Insurers revealed fraud attempts totalling NOK 353 million last year. This is an increase of five percent, according to a new report.
Most cases concern insurance, while the largest amounts are connected with disability and various types of life insurance, according to Finance Norway’s fraud report.
– 60 percent of the total fraud amount now applies to sickness and disability claims, says communications manager in Finance Norway, Stine Neverdal.

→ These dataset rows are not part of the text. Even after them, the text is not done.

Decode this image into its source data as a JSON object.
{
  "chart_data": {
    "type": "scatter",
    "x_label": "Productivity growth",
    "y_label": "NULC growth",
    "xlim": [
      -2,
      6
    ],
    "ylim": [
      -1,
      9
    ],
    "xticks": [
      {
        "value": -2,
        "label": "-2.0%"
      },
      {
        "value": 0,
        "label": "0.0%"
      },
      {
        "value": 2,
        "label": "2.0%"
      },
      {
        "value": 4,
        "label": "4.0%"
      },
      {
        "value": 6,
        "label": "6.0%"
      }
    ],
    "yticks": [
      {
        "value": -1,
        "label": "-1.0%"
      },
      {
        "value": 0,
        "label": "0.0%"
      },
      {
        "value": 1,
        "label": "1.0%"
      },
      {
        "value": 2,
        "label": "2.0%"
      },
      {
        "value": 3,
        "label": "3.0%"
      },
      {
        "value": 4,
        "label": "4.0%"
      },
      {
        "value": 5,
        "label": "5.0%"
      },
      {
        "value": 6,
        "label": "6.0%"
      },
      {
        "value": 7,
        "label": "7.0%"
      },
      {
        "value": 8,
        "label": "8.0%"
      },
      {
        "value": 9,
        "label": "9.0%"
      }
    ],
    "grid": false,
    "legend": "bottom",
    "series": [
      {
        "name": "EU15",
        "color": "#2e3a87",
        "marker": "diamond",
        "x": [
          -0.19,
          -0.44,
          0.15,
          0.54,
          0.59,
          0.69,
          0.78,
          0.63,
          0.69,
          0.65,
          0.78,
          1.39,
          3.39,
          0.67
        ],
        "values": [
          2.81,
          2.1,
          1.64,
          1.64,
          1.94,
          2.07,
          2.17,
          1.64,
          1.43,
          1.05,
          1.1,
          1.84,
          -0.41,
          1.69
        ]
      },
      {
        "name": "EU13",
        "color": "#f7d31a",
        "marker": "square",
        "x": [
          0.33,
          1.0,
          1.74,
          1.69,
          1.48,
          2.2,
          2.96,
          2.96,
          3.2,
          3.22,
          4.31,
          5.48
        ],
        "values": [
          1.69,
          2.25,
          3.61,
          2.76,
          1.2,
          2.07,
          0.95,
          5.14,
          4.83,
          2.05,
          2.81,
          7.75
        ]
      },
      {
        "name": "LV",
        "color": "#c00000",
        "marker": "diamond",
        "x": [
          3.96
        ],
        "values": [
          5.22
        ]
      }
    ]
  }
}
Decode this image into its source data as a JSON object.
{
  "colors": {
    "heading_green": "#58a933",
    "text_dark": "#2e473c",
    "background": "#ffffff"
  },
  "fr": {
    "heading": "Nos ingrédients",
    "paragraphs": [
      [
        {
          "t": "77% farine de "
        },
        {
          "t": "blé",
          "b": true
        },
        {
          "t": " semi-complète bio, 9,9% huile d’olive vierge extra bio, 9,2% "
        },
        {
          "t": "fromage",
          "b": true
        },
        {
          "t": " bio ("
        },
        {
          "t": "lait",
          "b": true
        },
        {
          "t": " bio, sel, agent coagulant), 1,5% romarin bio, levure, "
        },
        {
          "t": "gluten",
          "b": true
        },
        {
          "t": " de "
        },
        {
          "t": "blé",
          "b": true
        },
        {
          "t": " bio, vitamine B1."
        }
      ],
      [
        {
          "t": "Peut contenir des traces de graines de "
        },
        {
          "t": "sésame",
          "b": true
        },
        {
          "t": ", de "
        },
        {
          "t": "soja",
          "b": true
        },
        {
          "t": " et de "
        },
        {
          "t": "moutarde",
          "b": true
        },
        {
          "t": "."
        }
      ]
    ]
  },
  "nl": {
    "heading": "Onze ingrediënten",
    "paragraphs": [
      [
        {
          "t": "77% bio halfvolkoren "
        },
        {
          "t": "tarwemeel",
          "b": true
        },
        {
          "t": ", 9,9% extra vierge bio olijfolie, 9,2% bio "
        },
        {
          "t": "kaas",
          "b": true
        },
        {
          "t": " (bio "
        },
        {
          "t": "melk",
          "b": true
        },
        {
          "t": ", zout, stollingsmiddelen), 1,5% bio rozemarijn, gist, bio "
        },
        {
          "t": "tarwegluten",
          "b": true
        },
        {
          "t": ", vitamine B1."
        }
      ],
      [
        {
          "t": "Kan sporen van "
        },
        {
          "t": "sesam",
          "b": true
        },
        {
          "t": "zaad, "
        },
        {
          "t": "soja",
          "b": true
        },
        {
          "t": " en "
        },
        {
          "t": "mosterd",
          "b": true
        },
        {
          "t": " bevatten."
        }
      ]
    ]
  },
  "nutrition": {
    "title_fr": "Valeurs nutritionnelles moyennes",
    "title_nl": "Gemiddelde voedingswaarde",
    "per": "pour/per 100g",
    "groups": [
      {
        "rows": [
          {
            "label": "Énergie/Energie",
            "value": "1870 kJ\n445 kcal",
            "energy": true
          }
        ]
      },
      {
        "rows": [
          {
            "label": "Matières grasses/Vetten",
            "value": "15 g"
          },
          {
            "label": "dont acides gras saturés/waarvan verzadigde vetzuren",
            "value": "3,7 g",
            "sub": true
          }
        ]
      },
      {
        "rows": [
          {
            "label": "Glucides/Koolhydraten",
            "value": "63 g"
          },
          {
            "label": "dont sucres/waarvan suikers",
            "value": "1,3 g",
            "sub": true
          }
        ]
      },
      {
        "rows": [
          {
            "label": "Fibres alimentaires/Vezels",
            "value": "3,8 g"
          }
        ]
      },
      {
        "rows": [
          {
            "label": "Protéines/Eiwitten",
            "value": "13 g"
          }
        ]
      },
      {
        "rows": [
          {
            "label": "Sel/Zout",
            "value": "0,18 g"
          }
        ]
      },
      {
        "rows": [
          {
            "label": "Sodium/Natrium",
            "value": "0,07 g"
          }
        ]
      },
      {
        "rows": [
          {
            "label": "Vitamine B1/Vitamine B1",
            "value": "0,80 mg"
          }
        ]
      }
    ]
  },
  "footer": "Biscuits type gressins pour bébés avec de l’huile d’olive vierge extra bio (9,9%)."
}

The report shows that those who attempt fraud with disability coverage on average unjustly claim NOK 700,000 each.
Although fraud involving personal injury and disability constitute the largest amounts, there are more of the smaller claims.
The most common fraud method is to fabricate an incident or that there will be added extra amounts when the claim for damages are submitted.
The increase may be due to people swindling more, but may also indicate that more is discovered.
Claims Manager at Gjensidige, Vera Sønsthagen, says to NRK that the computer systems now notify suspicious behaviour, such as accidents occur shortly after the insurance has been bought.
More men than women defraud their insurance company – figures show that roughly two out of three found out are men.
If caught in insurance fraud, you not only lose the right to compensation, but also risk claims and being reported to the police.
– The vast majority of customers are fortunately honest. But insurers are aware of fraudulent behaviour and scam artists are taking a high risk, says.